Darrell is the first known case of LCM virus in Australia. But his doctor told him it's not difficult to catch.
"He said look, it would have been as easy as just not washing your hands after dealing with a trap or feeding a bale of hay out with some urine on the string."
It took Darrell six weeks to get his energy back and start eating normally again. Thankfully, he hasn't noticed any major side-effects from the infection. His advice to other farmers is to not put off seeing your doctor if you're feeling sick.
NSW Farmers Association's survey also looked into the mental health impact of the mouse plague. It found 97% feel the influx of mice is affecting their stress levels making farm business decisions, with 91% having direct stress around the financial impacts.
Farmer Andrew Bouffler from Lockhart in the Riverina region of NSW, says the mouse plague can feel inescapable at times because it follows you into your home.
"When you're dealing with a drought, I have a good ability to walk away from my problems at the end of the day, shut the door and grab a beer. But mice don't play by the same set of rules."

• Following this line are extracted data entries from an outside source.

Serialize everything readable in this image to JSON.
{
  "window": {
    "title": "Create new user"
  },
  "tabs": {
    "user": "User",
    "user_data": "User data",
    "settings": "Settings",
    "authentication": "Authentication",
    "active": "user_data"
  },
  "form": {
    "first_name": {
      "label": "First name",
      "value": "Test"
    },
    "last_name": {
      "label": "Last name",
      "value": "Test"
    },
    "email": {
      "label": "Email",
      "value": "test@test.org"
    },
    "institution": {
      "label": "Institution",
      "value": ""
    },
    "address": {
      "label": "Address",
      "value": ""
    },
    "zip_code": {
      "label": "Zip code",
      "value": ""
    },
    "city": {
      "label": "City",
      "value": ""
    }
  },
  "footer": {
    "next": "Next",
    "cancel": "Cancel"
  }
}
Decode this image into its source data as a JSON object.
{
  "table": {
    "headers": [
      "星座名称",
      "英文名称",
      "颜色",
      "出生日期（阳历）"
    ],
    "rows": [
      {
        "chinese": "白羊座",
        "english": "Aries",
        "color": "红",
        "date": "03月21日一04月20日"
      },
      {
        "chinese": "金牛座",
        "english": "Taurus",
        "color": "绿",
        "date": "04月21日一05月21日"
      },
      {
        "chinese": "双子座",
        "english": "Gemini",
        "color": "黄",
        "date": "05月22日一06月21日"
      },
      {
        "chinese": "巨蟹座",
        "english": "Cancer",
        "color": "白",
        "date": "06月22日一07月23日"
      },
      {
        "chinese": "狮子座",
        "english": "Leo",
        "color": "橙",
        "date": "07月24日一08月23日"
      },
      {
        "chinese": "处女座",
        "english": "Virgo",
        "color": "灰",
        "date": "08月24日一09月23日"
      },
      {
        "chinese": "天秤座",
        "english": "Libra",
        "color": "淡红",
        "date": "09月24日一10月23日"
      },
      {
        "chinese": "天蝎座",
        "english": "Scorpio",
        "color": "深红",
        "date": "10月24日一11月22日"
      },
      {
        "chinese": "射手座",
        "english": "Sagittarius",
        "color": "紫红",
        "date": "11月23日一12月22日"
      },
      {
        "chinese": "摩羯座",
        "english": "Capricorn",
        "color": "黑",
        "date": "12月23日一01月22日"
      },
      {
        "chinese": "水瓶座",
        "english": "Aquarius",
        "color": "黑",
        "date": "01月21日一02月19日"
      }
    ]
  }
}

Andrew's biggest confrontation with the plague was when mice got into a gravel truck he'd filled with grain. It was locked in a shed for a couple of days but when the truck was started about 10,000 mice fled the crime scene.
"It was a constant flow of mice just piling out the back of this truck. The floor of the shed was literally alive with mice."
Andrew says ruminating on poor decisions is a sure way to poor mental health.
"If you make what you think is the right decision, but it ends up having a poor outcome, you can't beat yourself up over that you just have to deal with and move on."
So when will the horror end? Steve Henry says mice often follow a boom and bust trend where their population becomes unsustainable and crashes out.
"We're getting animals becoming stressed, they're running out of food, they turn on each other and start to eat the sick and weak ones. But then they also are eating babies."
Steve says these plagues can have a one or two year cycle. A harsh winter can finish them off but if they survive until spring it could mean another year of mice.
"So what we're saying is that they need to be monitoring early and and even when they think there aren't too many in the population, maybe that's the time they should be getting ready to bait," says Steve.
Andrew Bouffler says the mouse plague is just part of the ups and downs of agriculture.
"It's the most wonderful lifestyle, it's a great place to bring up your kids," he says. "Agriculture has been great to me. So the mice plague is just another little hiccup along the way."
"We're still in a lucky country," says Norman Moeris. "We're far better off than a lot of other countries."